Keeping the Kinetic Kudu

closeHey, just so you know ... this post is now about 1 year and 5 months old. Please keep that in mind as it very well may contain broken links and/or outdated information.

The calendar shows October which means it’s about that time for my fall sports update and an Ubuntu upgrade!

In their first season (after a late start due to the lockout) as the Guardians, my Cleveland baseball team (the youngest in the league) ended up winning 92 games and the Central Division. They then knocked out my Tampa Bay Rays in the wildcard round (sweeping them in two games in the new best-of-three format) and introduced the baseball world to SpongeBob (aka, rookie Oscar Gonzalez). Unfortunately, they lost to the New York Yankees in the ALDS, but it did take all five games (and then, thankfully, the Yankees were swept out of the ALCS by the Astros, so that was satisfying).

The Bucs (with Brady back for one more year?) and the Browns (despite the departure of Baker Mayfield and the Deshaun Watson controversy) both started out with promise of good seasons, but currently sit at 2-5 and 3-4 respectively (and yet even with a losing record, the Bucs are tied for first in the NFC South). Tom Brady may be regretting not retiring last year, both on the field and at home. Basketball and hockey are just ramping up with the Cavs at 2-1 and the Lightning off to a slow start at 3-4 like the Bucs.

On to Linux: Canonical released Ubuntu 22.10 (Kinetic Kudu) last week so it was time to upgrade. It took about 45 minutes for the do-release-upgrade to download and install all the updated packages, then I re-applied my customizations to some affected config files and rebooted.

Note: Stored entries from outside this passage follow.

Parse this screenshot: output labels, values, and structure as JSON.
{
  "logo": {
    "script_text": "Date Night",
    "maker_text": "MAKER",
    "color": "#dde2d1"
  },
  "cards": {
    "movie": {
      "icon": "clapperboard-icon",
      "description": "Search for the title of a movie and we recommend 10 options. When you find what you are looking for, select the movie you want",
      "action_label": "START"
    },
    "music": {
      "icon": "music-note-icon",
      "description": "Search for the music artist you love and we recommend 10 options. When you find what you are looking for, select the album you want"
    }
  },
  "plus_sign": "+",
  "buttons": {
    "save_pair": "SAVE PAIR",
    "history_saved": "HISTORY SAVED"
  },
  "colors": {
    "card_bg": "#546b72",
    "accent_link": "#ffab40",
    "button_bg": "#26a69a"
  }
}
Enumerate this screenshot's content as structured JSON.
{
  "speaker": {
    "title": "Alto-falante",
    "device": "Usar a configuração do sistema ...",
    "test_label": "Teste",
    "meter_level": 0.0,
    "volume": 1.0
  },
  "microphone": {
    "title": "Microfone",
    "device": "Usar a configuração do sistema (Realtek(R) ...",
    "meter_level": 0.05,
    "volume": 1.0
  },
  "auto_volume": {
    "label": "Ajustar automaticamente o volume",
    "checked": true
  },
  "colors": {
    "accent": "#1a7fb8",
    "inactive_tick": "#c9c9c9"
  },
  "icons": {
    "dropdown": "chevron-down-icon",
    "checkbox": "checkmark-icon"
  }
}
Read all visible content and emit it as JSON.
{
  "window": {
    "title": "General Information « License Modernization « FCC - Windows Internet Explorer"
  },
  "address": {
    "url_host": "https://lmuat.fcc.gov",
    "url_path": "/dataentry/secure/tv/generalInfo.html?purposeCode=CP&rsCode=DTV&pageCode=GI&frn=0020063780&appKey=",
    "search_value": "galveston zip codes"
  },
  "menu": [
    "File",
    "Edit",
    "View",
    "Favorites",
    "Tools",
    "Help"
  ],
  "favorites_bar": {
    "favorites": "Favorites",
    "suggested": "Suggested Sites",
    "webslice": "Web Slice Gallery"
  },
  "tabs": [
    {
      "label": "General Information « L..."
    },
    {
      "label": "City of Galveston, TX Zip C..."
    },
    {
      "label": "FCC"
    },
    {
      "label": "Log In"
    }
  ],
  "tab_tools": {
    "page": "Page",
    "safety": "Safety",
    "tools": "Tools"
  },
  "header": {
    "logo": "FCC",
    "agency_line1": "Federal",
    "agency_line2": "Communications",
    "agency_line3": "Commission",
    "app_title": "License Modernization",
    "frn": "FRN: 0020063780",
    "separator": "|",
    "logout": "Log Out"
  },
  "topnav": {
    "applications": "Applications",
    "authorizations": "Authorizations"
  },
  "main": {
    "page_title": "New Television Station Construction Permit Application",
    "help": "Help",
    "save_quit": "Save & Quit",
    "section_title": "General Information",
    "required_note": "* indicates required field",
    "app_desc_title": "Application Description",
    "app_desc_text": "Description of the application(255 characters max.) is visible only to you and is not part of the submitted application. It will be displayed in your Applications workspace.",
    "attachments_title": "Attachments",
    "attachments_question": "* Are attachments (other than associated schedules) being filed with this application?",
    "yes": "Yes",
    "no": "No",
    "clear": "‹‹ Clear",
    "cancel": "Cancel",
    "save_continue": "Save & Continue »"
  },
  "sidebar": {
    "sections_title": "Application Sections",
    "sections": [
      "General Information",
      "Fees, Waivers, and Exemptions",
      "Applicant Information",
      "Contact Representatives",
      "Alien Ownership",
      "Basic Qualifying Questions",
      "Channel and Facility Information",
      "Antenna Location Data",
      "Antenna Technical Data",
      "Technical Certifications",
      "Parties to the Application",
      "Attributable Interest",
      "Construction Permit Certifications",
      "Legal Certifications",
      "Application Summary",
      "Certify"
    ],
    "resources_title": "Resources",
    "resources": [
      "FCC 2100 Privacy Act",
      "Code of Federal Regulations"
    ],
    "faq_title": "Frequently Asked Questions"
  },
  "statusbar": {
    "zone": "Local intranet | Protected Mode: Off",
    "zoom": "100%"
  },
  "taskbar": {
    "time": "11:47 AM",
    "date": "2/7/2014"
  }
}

The first problem I had was that I couldn’t SSH back into the server. Luckily I also have a monitor and keyboard hooked up to the NUC in the closet, so I was able to confirm the server was up and running. Doing my normal Google research, I found that a change in the openssh-server was now using socket-based activation. I had been overriding the default port in sshd_config and supposedly my changes should have been carried forward by the change, but it wasn’t. Once I figured that out I was able to SSH in on the default port of 22 (and then removed my customizations from the config file). The second issue was a lack of outbound internet connectivity which turned out to be related to systemd and resolv.conf. Once I added my Pi-Hole to the DNS line in /etc/systemd/resolved.conf, the server was able to resolve and connect to external sites. Finally, I had to re-upgrade to Calibre 6.7.1 since the Ubuntu “upgrade” actually downgraded it to 6.3. But hey, no PHP issues this time! 😉

Seeya back here in April for spring sports (hopefully spring training!) and Ubuntu 23.04, the Lunar Lobster.